El antiguo ghetto Terezín y su
prisión, cerca de Praga, en la República Checa, y el campo de
concentración de Sachsenhausen, en las afueras de Berlín, Alemania,
sobreviven a modo de mudos y elocuentes testimonios de la alienación
nazi. Recorrerlos hoy, a más de medio siglo de la rendición del III
Reich, es una experiencia brutal y alucinante.
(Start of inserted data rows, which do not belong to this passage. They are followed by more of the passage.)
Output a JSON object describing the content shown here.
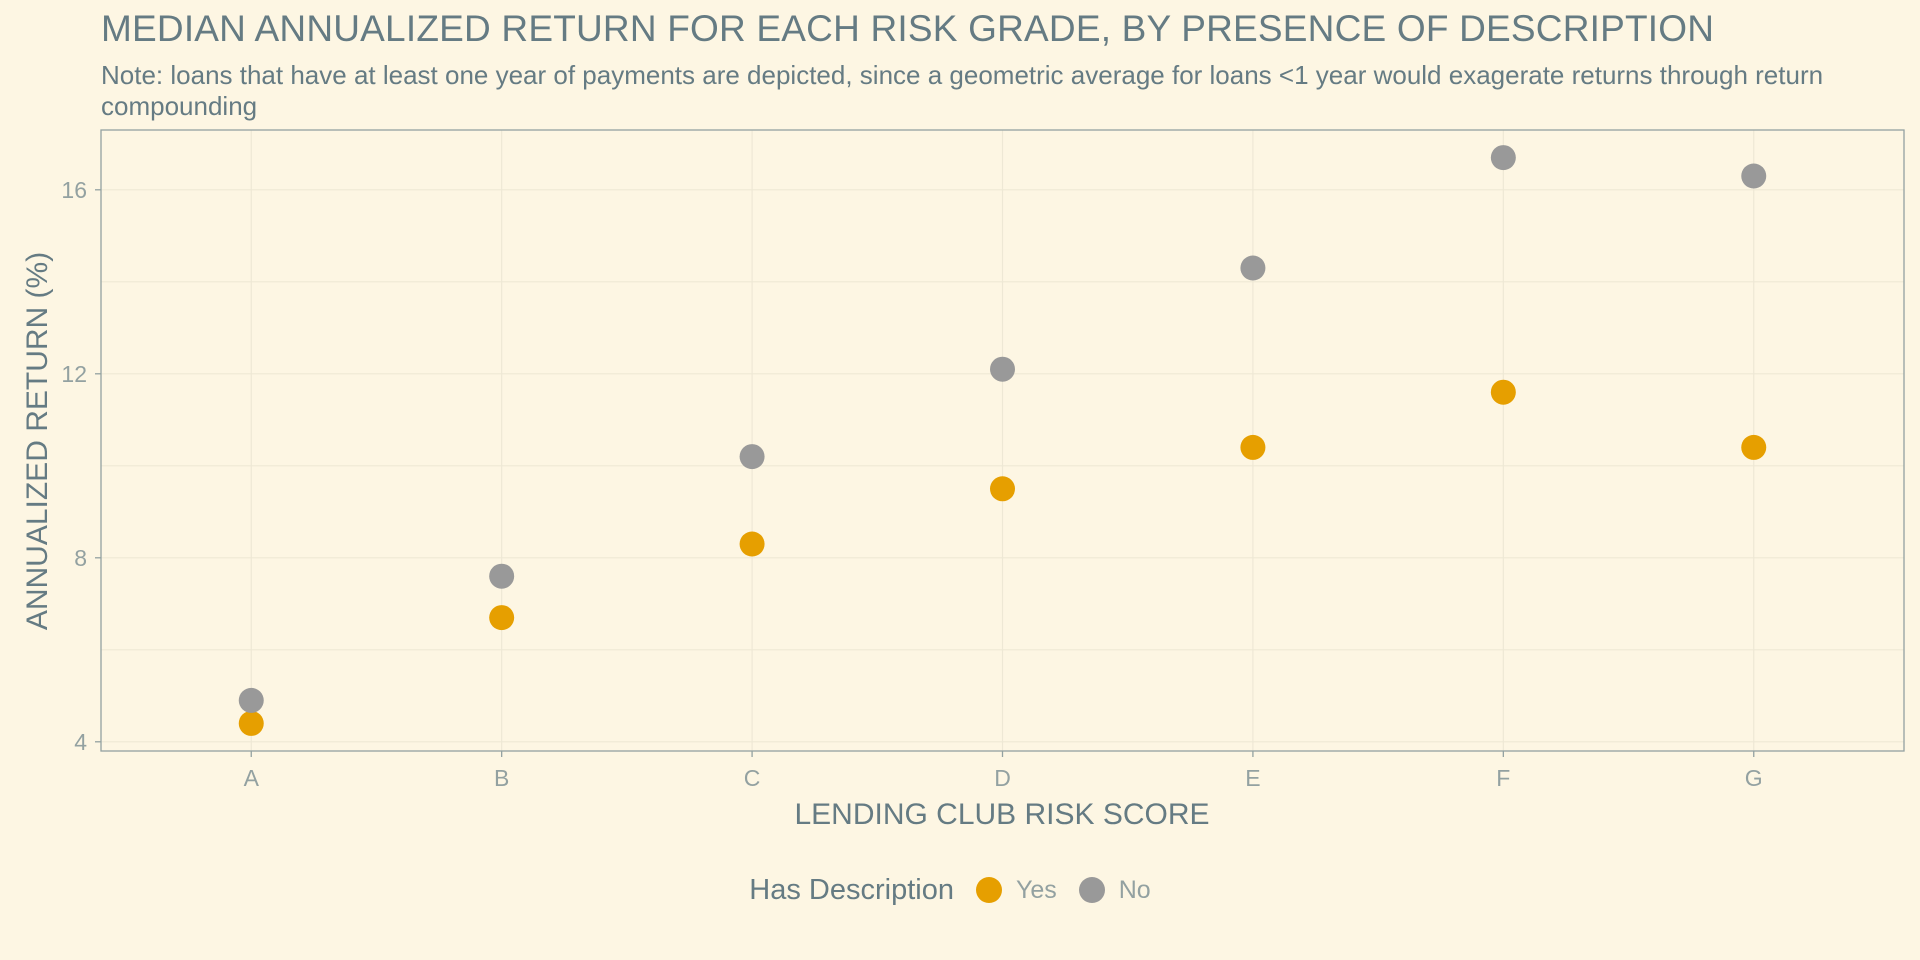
{
  "chart_data": {
    "type": "scatter",
    "title": "MEDIAN ANNUALIZED RETURN FOR EACH RISK GRADE, BY PRESENCE OF DESCRIPTION",
    "subtitle": "Note: loans that have at least one year of payments are depicted, since a geometric average for loans <1 year would exagerate returns through return compounding",
    "xlabel": "LENDING CLUB RISK SCORE",
    "ylabel": "ANNUALIZED RETURN (%)",
    "categories": [
      "A",
      "B",
      "C",
      "D",
      "E",
      "F",
      "G"
    ],
    "ylim": [
      3.8,
      17.3
    ],
    "yticks": [
      4,
      8,
      12,
      16
    ],
    "grid": true,
    "legend": {
      "title": "Has Description",
      "position": "bottom"
    },
    "series": [
      {
        "name": "Yes",
        "color": "#e69f00",
        "values": [
          4.4,
          6.7,
          8.3,
          9.5,
          10.4,
          11.6,
          10.4
        ]
      },
      {
        "name": "No",
        "color": "#999999",
        "values": [
          4.9,
          7.6,
          10.2,
          12.1,
          14.3,
          16.7,
          16.3
        ]
      }
    ]
  },
  "colors": {
    "background": "#fdf6e3",
    "text": "#657b83",
    "muted_text": "#93a1a1",
    "axis": "#93a1a1",
    "grid": "#eee8d5"
  }
}
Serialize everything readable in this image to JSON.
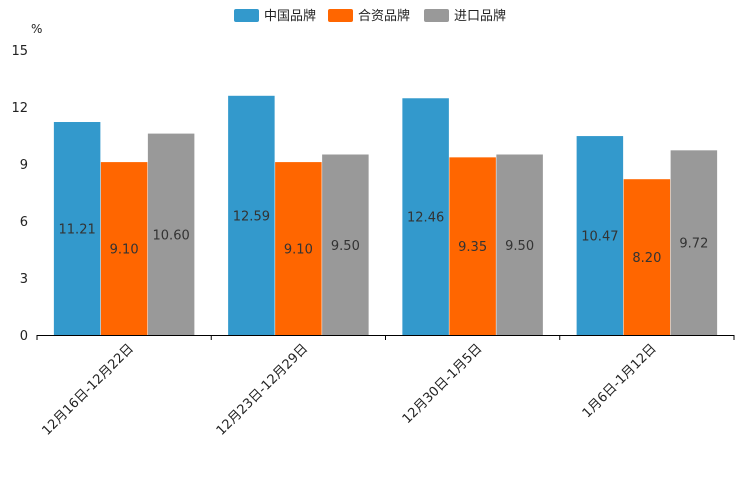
{
  "chart_data": {
    "type": "bar",
    "title": "",
    "unit": "%",
    "xlabel": "",
    "ylabel": "%",
    "ylim": [
      0,
      15
    ],
    "yticks": [
      0,
      3,
      6,
      9,
      12,
      15
    ],
    "categories": [
      "12月16日-12月22日",
      "12月23日-12月29日",
      "12月30日-1月5日",
      "1月6日-1月12日"
    ],
    "series": [
      {
        "name": "中国品牌",
        "color": "#3399cc",
        "values": [
          11.21,
          12.59,
          12.46,
          10.47
        ],
        "labels": [
          "11.21",
          "12.59",
          "12.46",
          "10.47"
        ]
      },
      {
        "name": "合资品牌",
        "color": "#ff6600",
        "values": [
          9.1,
          9.1,
          9.35,
          8.2
        ],
        "labels": [
          "9.10",
          "9.10",
          "9.35",
          "8.20"
        ]
      },
      {
        "name": "进口品牌",
        "color": "#999999",
        "values": [
          10.6,
          9.5,
          9.5,
          9.72
        ],
        "labels": [
          "10.60",
          "9.50",
          "9.50",
          "9.72"
        ]
      }
    ],
    "legend_position": "top-center",
    "grid": false
  }
}
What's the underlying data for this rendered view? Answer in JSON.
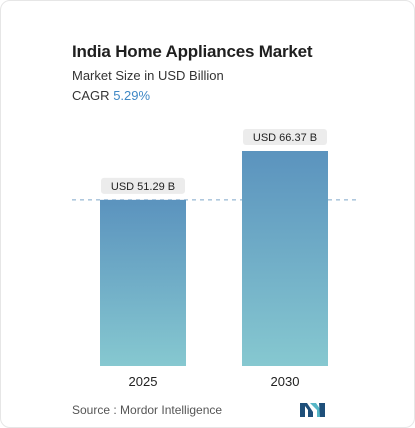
{
  "header": {
    "title": "India Home Appliances Market",
    "subtitle": "Market Size in USD Billion",
    "cagr_label": "CAGR",
    "cagr_value": "5.29%"
  },
  "footer": {
    "source_text": "Source :  Mordor Intelligence",
    "logo_icon": "mordor-intelligence-logo-icon"
  },
  "colors": {
    "bar_top": "#5b93be",
    "bar_bottom": "#86c8d0",
    "label_bg": "#ececec",
    "dashed_line": "#7fa7c9",
    "cagr_accent": "#3f88c5",
    "logo_dark": "#1e4f7a",
    "logo_light": "#56b6c6"
  },
  "chart_data": {
    "type": "bar",
    "categories": [
      "2025",
      "2030"
    ],
    "series": [
      {
        "values": [
          51.29,
          66.37
        ]
      }
    ],
    "data_labels": [
      "USD 51.29 B",
      "USD 66.37 B"
    ],
    "reference_line": 51.29,
    "ylim": [
      0,
      70
    ],
    "grid": false,
    "legend": "none"
  }
}
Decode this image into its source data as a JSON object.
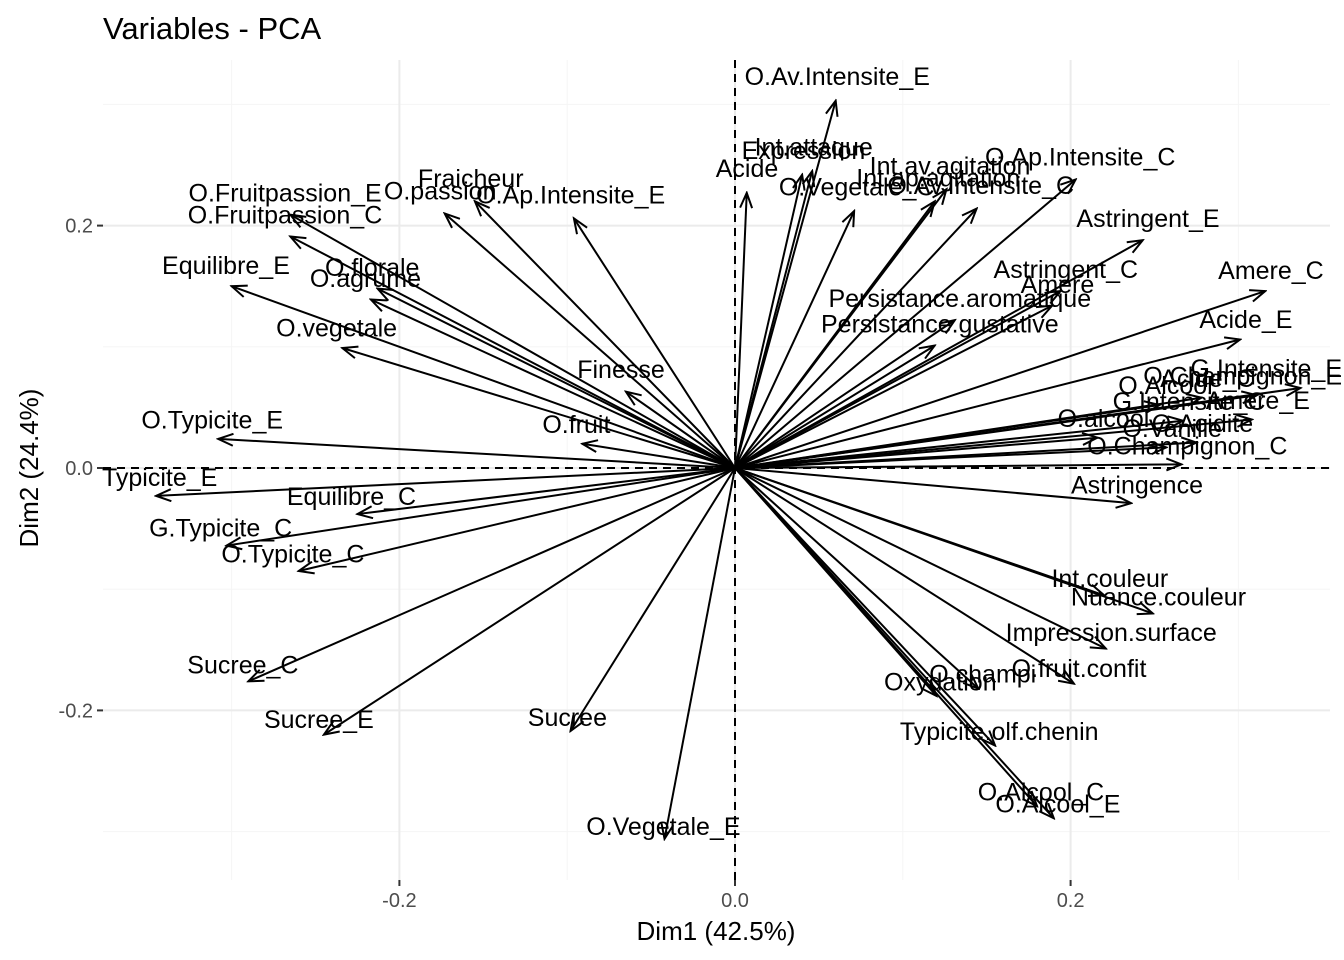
{
  "chart_data": {
    "type": "scatter",
    "title": "Variables - PCA",
    "xlabel": "Dim1 (42.5%)",
    "ylabel": "Dim2 (24.4%)",
    "xlim": [
      -0.377,
      0.355
    ],
    "ylim": [
      -0.318,
      0.302
    ],
    "xticks": [
      -0.2,
      0.0,
      0.2
    ],
    "yticks": [
      -0.2,
      0.0,
      0.2
    ],
    "xtick_labels": [
      "-0.2",
      "0.0",
      "0.2"
    ],
    "ytick_labels": [
      "-0.2",
      "0.0",
      "0.2"
    ],
    "grid": true,
    "reference_lines": "dashed at x=0 and y=0",
    "arrow_color": "#000000",
    "variables": [
      {
        "name": "O.Av.Intensite_E",
        "x": 0.06,
        "y": 0.303
      },
      {
        "name": "Expression",
        "x": 0.04,
        "y": 0.242
      },
      {
        "name": "Int.attaque",
        "x": 0.046,
        "y": 0.245
      },
      {
        "name": "Acide",
        "x": 0.007,
        "y": 0.227
      },
      {
        "name": "O.Vegetale_C",
        "x": 0.071,
        "y": 0.212
      },
      {
        "name": "Int.av.agitation",
        "x": 0.126,
        "y": 0.23
      },
      {
        "name": "Int.ap.agitation",
        "x": 0.119,
        "y": 0.22
      },
      {
        "name": "O.Av.Intensite_C",
        "x": 0.144,
        "y": 0.214
      },
      {
        "name": "O.Ap.Intensite_C",
        "x": 0.203,
        "y": 0.238
      },
      {
        "name": "Astringent_E",
        "x": 0.243,
        "y": 0.188
      },
      {
        "name": "Astringent_C",
        "x": 0.194,
        "y": 0.146
      },
      {
        "name": "Amere",
        "x": 0.189,
        "y": 0.134
      },
      {
        "name": "Persistance.aromatique",
        "x": 0.131,
        "y": 0.122
      },
      {
        "name": "Persistance.gustative",
        "x": 0.119,
        "y": 0.101
      },
      {
        "name": "Amere_C",
        "x": 0.316,
        "y": 0.146
      },
      {
        "name": "Acide_E",
        "x": 0.301,
        "y": 0.106
      },
      {
        "name": "G.Intensite_E",
        "x": 0.337,
        "y": 0.066
      },
      {
        "name": "Acide_C",
        "x": 0.278,
        "y": 0.058
      },
      {
        "name": "O.Champignon_E",
        "x": 0.311,
        "y": 0.06
      },
      {
        "name": "O.Alcool",
        "x": 0.253,
        "y": 0.052
      },
      {
        "name": "G.Intensite_C",
        "x": 0.267,
        "y": 0.039
      },
      {
        "name": "Amere_E",
        "x": 0.308,
        "y": 0.04
      },
      {
        "name": "O.alcool",
        "x": 0.216,
        "y": 0.025
      },
      {
        "name": "O.Acidite",
        "x": 0.275,
        "y": 0.021
      },
      {
        "name": "O.Vanille",
        "x": 0.257,
        "y": 0.017
      },
      {
        "name": "O.Champignon_C",
        "x": 0.266,
        "y": 0.003
      },
      {
        "name": "Astringence",
        "x": 0.236,
        "y": -0.029
      },
      {
        "name": "Int.couleur",
        "x": 0.22,
        "y": -0.105
      },
      {
        "name": "Nuance.couleur",
        "x": 0.249,
        "y": -0.12
      },
      {
        "name": "Impression.surface",
        "x": 0.221,
        "y": -0.149
      },
      {
        "name": "O.fruit.confit",
        "x": 0.202,
        "y": -0.178
      },
      {
        "name": "O.champi",
        "x": 0.145,
        "y": -0.182
      },
      {
        "name": "Oxydation",
        "x": 0.12,
        "y": -0.188
      },
      {
        "name": "Typicite.olf.chenin",
        "x": 0.155,
        "y": -0.229
      },
      {
        "name": "O.Alcool_C",
        "x": 0.18,
        "y": -0.279
      },
      {
        "name": "O.Alcool_E",
        "x": 0.19,
        "y": -0.289
      },
      {
        "name": "O.Vegetale_E",
        "x": -0.042,
        "y": -0.306
      },
      {
        "name": "Sucree",
        "x": -0.098,
        "y": -0.217
      },
      {
        "name": "Sucree_E",
        "x": -0.245,
        "y": -0.22
      },
      {
        "name": "Sucree_C",
        "x": -0.29,
        "y": -0.176
      },
      {
        "name": "O.Typicite_C",
        "x": -0.26,
        "y": -0.085
      },
      {
        "name": "G.Typicite_C",
        "x": -0.303,
        "y": -0.064
      },
      {
        "name": "Equilibre_C",
        "x": -0.225,
        "y": -0.038
      },
      {
        "name": "Typicite_E",
        "x": -0.345,
        "y": -0.023
      },
      {
        "name": "O.Typicite_E",
        "x": -0.308,
        "y": 0.024
      },
      {
        "name": "O.fruit",
        "x": -0.091,
        "y": 0.02
      },
      {
        "name": "Finesse",
        "x": -0.065,
        "y": 0.063
      },
      {
        "name": "O.vegetale",
        "x": -0.234,
        "y": 0.099
      },
      {
        "name": "Equilibre_E",
        "x": -0.3,
        "y": 0.15
      },
      {
        "name": "O.agrume",
        "x": -0.217,
        "y": 0.139
      },
      {
        "name": "O.florale",
        "x": -0.213,
        "y": 0.148
      },
      {
        "name": "O.Fruitpassion_C",
        "x": -0.265,
        "y": 0.191
      },
      {
        "name": "O.Fruitpassion_E",
        "x": -0.265,
        "y": 0.209
      },
      {
        "name": "O.passion",
        "x": -0.173,
        "y": 0.21
      },
      {
        "name": "Fraicheur",
        "x": -0.155,
        "y": 0.22
      },
      {
        "name": "O.Ap.Intensite_E",
        "x": -0.096,
        "y": 0.206
      }
    ]
  }
}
A su vez es un
recordatorio acerca de viejas y nuevas intolerancias que continúan
sobrevolando el planeta.
A sesenta minutos de Praga
Tras la debacle del comunismo europeo, la maravillosa Praga
comparte la ancestral belleza de su arquitectura con
hamburgueserías, tiendas de modistos internacionalmente consagrados,
conocidísimos refrescos cola y otros emblemas de la
globalización
comercial. Los rasgos culturales propios empero parecen mantenerse
indemnes, pues estos reductos empresariales se han asentado en
antiguos edificios magníficamente conservados, y las multinacionales
son o han sido los directos responsables de su reconstrucción.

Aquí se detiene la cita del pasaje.